Over the past year I have on a number of occasions questioned my own sanity regards this PhD, so let me put you in the picture…

Born out of conversation, inner personal debate and a chance opportunity to undertake a fellowship at the Smithsonian Institute in Washington DC, this research is the result of a lifetime working in the photography, skateboard and fashion industries. Undertaking a part-time PhD with the Royal College of Art London, I am currently in the forth year of what will most likely be a six-year program. Studying in London, means commuting monthly from Cornwall to undertake research lectures, workshops and supervisory meetings. Alongside studying, I work part-time, co-running a degree in Fashion Media and Marketing at Plymouth College of Art while raising an amazing nine-year-old girl who skates, surfs and lives life to the full.

In 2017 I was awarded an LDoc grant from the Centre for Doctoral training in Design Research. A world class hub funded by the AHRC, LDoc promotes and supports outstanding design research study and knowledge exchange. It offers a concentration of high-level skills and expertise in innovative, critical and ethical thinking within the creative and cultural industries.

The past years have been spent orientating my research questions in sound theory and methodology, undertaking interviews with leading voices from the skateboard industries in California and the UK. Here is a snippet of where the research currently resides.

This maker-practitioner PhD research aims to identify and represent the intersections where cultural relationships and behaviours have contributed to the replicated narrative of skateboarding’s visual past by the couture fashion industries. It aims to analyse and construct a new narrative through documentary film and experimental works that will contribute to current debates in media anthropology, visual ethnography and autoethnography. Examining cultural-based aesthetics, the research aims to generate an insightful in-depth study into the visual experience of skateboarding’s past and present, analytically interrogating the graphical representation of skateboarding by the fashion industry. In doing so the research addresses the role of tacit knowledge and the seductive relationship of insider communities within hypermedia environments.

Why fashion? The relationship between skateboarding culture and couture fashion has long been played out on the global catwalks and through the production of related photographic imagery and fashion films. The practices and consumption of these mediums interconnect through the frames of visual images and physical artefacts.
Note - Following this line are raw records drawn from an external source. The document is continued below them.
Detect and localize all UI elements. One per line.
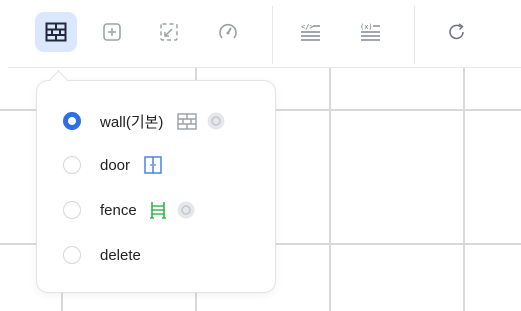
option-door[interactable]: door (63, 153, 162, 177)
toolbar-bottom-border (8, 67, 521, 68)
option-fence-label: fence (100, 201, 137, 219)
resize-tool-button[interactable] (148, 12, 190, 52)
code-view-button[interactable]: </> (289, 12, 331, 52)
expand-corner-icon (160, 23, 178, 41)
plus-square-icon (103, 23, 121, 41)
option-wall-label: wall(기본) (100, 113, 164, 131)
svg-text:(x): (x) (360, 23, 373, 31)
brick-wall-icon (177, 112, 198, 130)
radio-delete[interactable] (63, 246, 81, 264)
toolbar: </> (x) (0, 0, 521, 68)
door-icon (144, 156, 162, 174)
settings-icon[interactable] (177, 201, 195, 219)
radio-fence[interactable] (63, 201, 81, 219)
gauge-icon (219, 23, 237, 39)
add-tool-button[interactable] (91, 12, 133, 52)
radio-wall[interactable] (63, 112, 81, 130)
svg-text:</>: </> (301, 23, 314, 31)
fence-icon (149, 201, 167, 219)
code-lines-icon: </> (301, 23, 320, 41)
option-wall[interactable]: wall(기본) (63, 109, 225, 133)
brick-wall-icon (45, 22, 67, 42)
settings-icon[interactable] (207, 112, 225, 130)
option-delete[interactable]: delete (63, 243, 141, 267)
wall-type-popup: wall(기본) door fence delete (36, 80, 276, 293)
refresh-button[interactable] (436, 12, 478, 52)
option-delete-label: delete (100, 246, 141, 264)
radio-door[interactable] (63, 156, 81, 174)
wall-tool-button[interactable] (35, 12, 77, 52)
toolbar-divider (414, 6, 415, 64)
option-door-label: door (100, 156, 131, 174)
option-fence[interactable]: fence (63, 198, 195, 222)
refresh-icon (449, 23, 464, 40)
variable-view-button[interactable]: (x) (349, 12, 391, 52)
gauge-tool-button[interactable] (207, 12, 249, 52)
toolbar-divider (272, 6, 273, 64)
variable-lines-icon: (x) (360, 23, 380, 41)
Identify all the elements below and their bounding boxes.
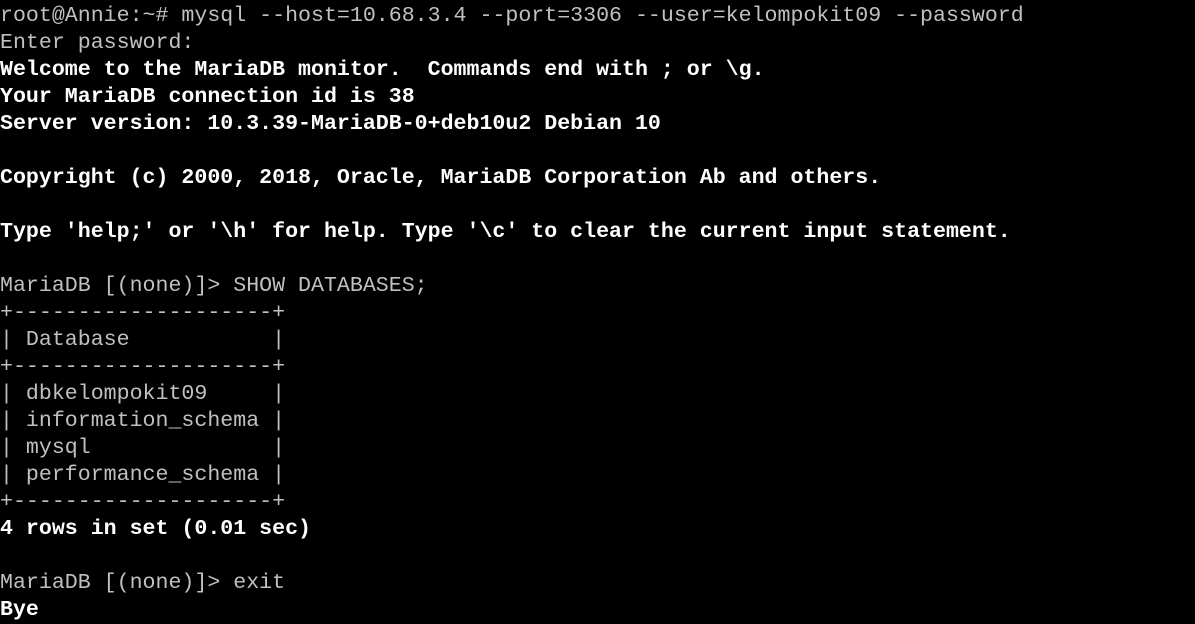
bye-message: Bye <box>0 598 39 622</box>
mariadb-command-exit: MariaDB [(none)]> exit <box>0 571 286 595</box>
connection-id-line: Your MariaDB connection id is 38 <box>0 85 415 109</box>
welcome-message: Welcome to the MariaDB monitor. Commands… <box>0 58 765 82</box>
mariadb-command-show-databases: MariaDB [(none)]> SHOW DATABASES; <box>0 274 428 298</box>
server-version-line: Server version: 10.3.39-MariaDB-0+deb10u… <box>0 112 661 136</box>
shell-command-line: root@Annie:~# mysql --host=10.68.3.4 --p… <box>0 4 1024 28</box>
table-row: | mysql | <box>0 436 286 460</box>
table-row: | dbkelompokit09 | <box>0 382 286 406</box>
table-border: +--------------------+ <box>0 301 286 325</box>
row-count-result: 4 rows in set (0.01 sec) <box>0 517 312 541</box>
password-prompt: Enter password: <box>0 31 195 55</box>
terminal-window[interactable]: root@Annie:~# mysql --host=10.68.3.4 --p… <box>0 3 1195 624</box>
table-header-row: | Database | <box>0 328 286 352</box>
copyright-line: Copyright (c) 2000, 2018, Oracle, MariaD… <box>0 166 882 190</box>
table-border: +--------------------+ <box>0 490 286 514</box>
table-row: | performance_schema | <box>0 463 286 487</box>
table-border: +--------------------+ <box>0 355 286 379</box>
table-row: | information_schema | <box>0 409 286 433</box>
help-hint-line: Type 'help;' or '\h' for help. Type '\c'… <box>0 220 1011 244</box>
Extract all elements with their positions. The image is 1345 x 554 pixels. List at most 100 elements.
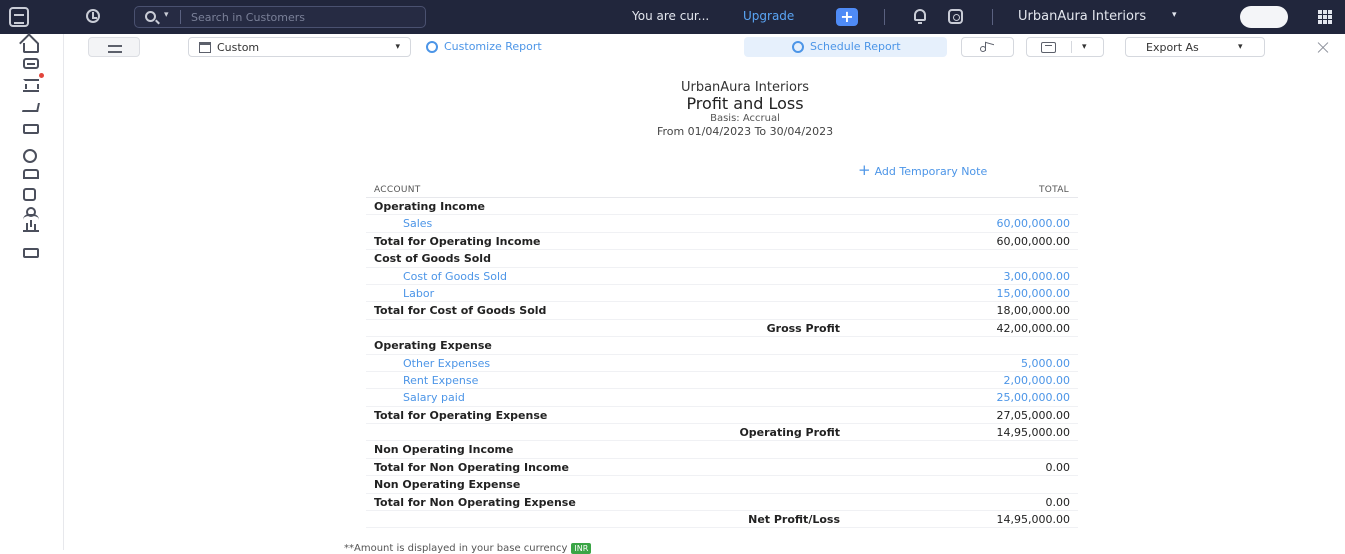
account-amount-link[interactable]: 5,000.00 [1021,357,1070,370]
account-amount-link[interactable]: 2,00,000.00 [1004,374,1070,387]
amount-value: 14,95,000.00 [996,513,1070,527]
gear-icon[interactable] [426,41,438,53]
share-button[interactable] [961,37,1014,57]
documents-folder-icon[interactable] [23,248,39,258]
avatar[interactable] [1240,6,1288,28]
print-button[interactable]: ▾ [1026,37,1104,57]
eway-bill-truck-icon[interactable] [23,169,39,179]
section-heading: Non Operating Expense [374,478,521,492]
amount-value: 60,00,000.00 [996,234,1070,248]
reports-chart-icon[interactable] [23,219,39,232]
summary-label: Gross Profit [766,321,840,335]
table-row: Non Operating Expense [366,476,1078,494]
account-amount-link[interactable]: 25,00,000.00 [997,391,1070,404]
account-link[interactable]: Sales [375,217,432,230]
chevron-down-icon[interactable]: ▾ [164,10,169,20]
organization-switcher[interactable]: UrbanAura Interiors [1018,9,1146,24]
schedule-report-button[interactable]: Schedule Report [744,37,947,57]
total-label: Total for Non Operating Income [374,460,569,474]
account-link[interactable]: Salary paid [375,391,465,404]
footnote-text: **Amount is displayed in your base curre… [344,543,568,554]
chevron-down-icon[interactable]: ▾ [1082,42,1087,52]
chevron-down-icon[interactable]: ▾ [1172,10,1177,20]
table-row: Total for Non Operating Expense 0.00 [366,494,1078,512]
amount-value: 0.00 [1045,495,1071,509]
report-organization: UrbanAura Interiors [680,80,810,95]
account-amount-link[interactable]: 3,00,000.00 [1004,270,1070,283]
section-heading: Operating Income [374,200,486,213]
amount-value: 0.00 [1045,460,1071,474]
toggle-sidebar-button[interactable] [88,37,140,57]
account-link[interactable]: Labor [375,287,434,300]
report-period-select[interactable]: Custom ▾ [188,37,411,57]
table-header-row: ACCOUNT TOTAL [366,181,1078,198]
recent-activity-icon[interactable] [86,9,100,23]
chevron-down-icon: ▾ [395,42,400,52]
search-divider [180,10,181,24]
report-toolbar: Custom ▾ Customize Report Schedule Repor… [64,34,1345,62]
export-as-label: Export As [1146,41,1199,54]
clock-icon [792,41,804,53]
currency-footnote: **Amount is displayed in your base curre… [344,543,592,554]
search-icon[interactable] [145,11,156,22]
account-link[interactable]: Rent Expense [375,374,478,387]
schedule-report-label: Schedule Report [810,40,901,53]
total-label: Total for Operating Expense [374,408,548,422]
customize-report-link[interactable]: Customize Report [444,40,542,53]
close-icon[interactable] [1315,40,1331,56]
sales-cart-icon[interactable] [22,103,40,112]
table-row[interactable]: Rent Expense 2,00,000.00 [366,372,1078,390]
plus-icon: + [858,161,871,179]
report-period-value: Custom [217,41,260,54]
settings-icon[interactable] [948,9,963,24]
total-label: Total for Cost of Goods Sold [374,304,547,318]
account-amount-link[interactable]: 60,00,000.00 [997,217,1070,230]
add-temporary-note-label: Add Temporary Note [874,165,988,178]
amount-value: 42,00,000.00 [996,321,1070,335]
account-link[interactable]: Cost of Goods Sold [375,270,507,283]
table-row: Gross Profit 42,00,000.00 [366,320,1078,338]
account-link[interactable]: Other Expenses [375,357,490,370]
apps-grid-icon[interactable] [1318,10,1332,24]
banking-icon[interactable] [23,79,39,92]
quick-create-button[interactable]: + [836,8,858,26]
total-label: Total for Non Operating Expense [374,495,576,509]
account-amount-link[interactable]: 15,00,000.00 [997,287,1070,300]
calendar-icon [199,42,211,53]
table-row: Non Operating Income [366,441,1078,459]
profit-loss-table: ACCOUNT TOTAL Operating Income Sales 60,00… [366,181,1078,529]
table-row: Operating Income [366,198,1078,216]
table-row[interactable]: Cost of Goods Sold 3,00,000.00 [366,268,1078,285]
section-heading: Cost of Goods Sold [374,252,491,266]
report-basis: Basis: Accrual [710,113,780,124]
table-row[interactable]: Salary paid 25,00,000.00 [366,389,1078,407]
trial-notice: You are cur... [632,9,710,23]
amount-value: 14,95,000.00 [996,426,1070,440]
table-row[interactable]: Labor 15,00,000.00 [366,285,1078,303]
bell-icon[interactable] [914,9,926,24]
top-navigation-bar: ▾ You are cur... Upgrade + UrbanAura Int… [0,0,1345,34]
items-icon[interactable] [23,58,39,69]
report-date-range: From 01/04/2023 To 30/04/2023 [656,125,834,138]
table-row: Cost of Goods Sold [366,250,1078,268]
purchases-bag-icon[interactable] [23,124,39,134]
currency-badge: INR [571,543,592,554]
table-row[interactable]: Other Expenses 5,000.00 [366,355,1078,372]
share-icon [980,43,994,53]
table-row: Total for Operating Income 60,00,000.00 [366,233,1078,251]
documents-icon[interactable] [23,188,36,201]
search-input[interactable] [191,9,411,25]
export-as-button[interactable]: Export As ▾ [1125,37,1265,57]
upgrade-link[interactable]: Upgrade [743,9,794,23]
home-icon[interactable] [23,43,39,53]
section-heading: Non Operating Income [374,443,514,457]
add-temporary-note-link[interactable]: + Add Temporary Note [858,161,987,179]
global-search-box[interactable]: ▾ [134,6,426,28]
notification-dot [39,73,44,78]
table-row: Total for Operating Expense 27,05,000.00 [366,407,1078,425]
topbar-divider [884,9,885,25]
topbar-divider [992,9,993,25]
app-logo-icon[interactable] [9,7,29,27]
time-tracking-icon[interactable] [23,149,37,163]
table-row[interactable]: Sales 60,00,000.00 [366,215,1078,233]
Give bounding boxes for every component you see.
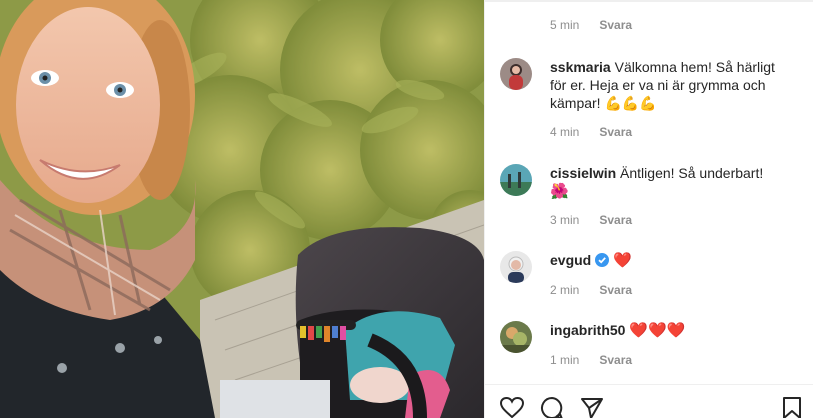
comment-meta: 4 min Svara bbox=[550, 125, 632, 139]
comment-body: evgud ❤️ bbox=[550, 251, 795, 269]
red-heart-emoji: ❤️❤️❤️ bbox=[629, 321, 686, 339]
hibiscus-emoji: 🌺 bbox=[550, 182, 569, 200]
comment-username[interactable]: evgud bbox=[550, 252, 591, 268]
avatar[interactable] bbox=[500, 164, 532, 196]
comment-username[interactable]: sskmaria bbox=[550, 59, 611, 75]
comment-time: 5 min bbox=[550, 18, 580, 32]
comment-username[interactable]: cissielwin bbox=[550, 165, 616, 181]
post-photo[interactable] bbox=[0, 0, 484, 418]
verified-badge-icon bbox=[595, 253, 610, 267]
reply-button[interactable]: Svara bbox=[599, 18, 632, 32]
reply-button[interactable]: Svara bbox=[599, 213, 632, 227]
reply-button[interactable]: Svara bbox=[599, 125, 632, 139]
comment-username[interactable]: ingabrith50 bbox=[550, 322, 625, 338]
avatar[interactable] bbox=[500, 58, 532, 90]
red-heart-emoji: ❤️ bbox=[613, 251, 632, 269]
reply-button[interactable]: Svara bbox=[599, 283, 632, 297]
instagram-post-view: 5 min Svara sskmaria Välkomna hem! Så hä… bbox=[0, 0, 813, 418]
comment-meta: 2 min Svara bbox=[550, 283, 632, 297]
reply-button[interactable]: Svara bbox=[599, 353, 632, 367]
comment-meta: 1 min Svara bbox=[550, 353, 632, 367]
divider bbox=[485, 0, 813, 2]
comment-meta: 3 min Svara bbox=[550, 213, 632, 227]
comments-panel: 5 min Svara sskmaria Välkomna hem! Så hä… bbox=[484, 0, 813, 418]
comment-time: 1 min bbox=[550, 353, 580, 367]
bookmark-icon[interactable] bbox=[779, 395, 805, 418]
comment-bubble-icon[interactable] bbox=[539, 395, 565, 418]
comment-body: sskmaria Välkomna hem! Så härligt för er… bbox=[550, 58, 795, 113]
comment-time: 3 min bbox=[550, 213, 580, 227]
avatar[interactable] bbox=[500, 321, 532, 353]
selfie-with-stroller-image bbox=[0, 0, 484, 418]
comment-time: 2 min bbox=[550, 283, 580, 297]
comment-meta: 5 min Svara bbox=[550, 18, 632, 32]
post-action-bar bbox=[485, 384, 813, 418]
comment-body: ingabrith50 ❤️❤️❤️ bbox=[550, 321, 795, 339]
comment-time: 4 min bbox=[550, 125, 580, 139]
heart-outline-icon[interactable] bbox=[499, 395, 525, 418]
flexed-biceps-emoji: 💪💪💪 bbox=[604, 96, 657, 112]
comment-text: Äntligen! Så underbart! bbox=[620, 165, 764, 181]
paper-plane-icon[interactable] bbox=[579, 395, 605, 418]
comment-body: cissielwin Äntligen! Så underbart! 🌺 bbox=[550, 164, 795, 200]
avatar[interactable] bbox=[500, 251, 532, 283]
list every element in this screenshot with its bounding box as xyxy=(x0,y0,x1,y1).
Inspiring rhetoric of both acceptance and conflict, the research sets out to examine fashion’s nuanced approach to the construction of skateboarding’s visual identity asking, what can be learnt from the conceptualisations of replicated imagery by those charged with creating the imagery. Undertaking a series of case studies involving qualitative data collection and participant observation, I have spent time in Los Angeles interviewing a number of  industry experts. Paying particular attention to the role of photography and videography, the research discusses insider autoethnographic experience and practise.

This research is fuelled by personal passion, commitment, guided by intellectual curiosity and a sense that the parameters of scholarship need to be extended to include new perspectives on cultural practices, by participants suited as academic observers.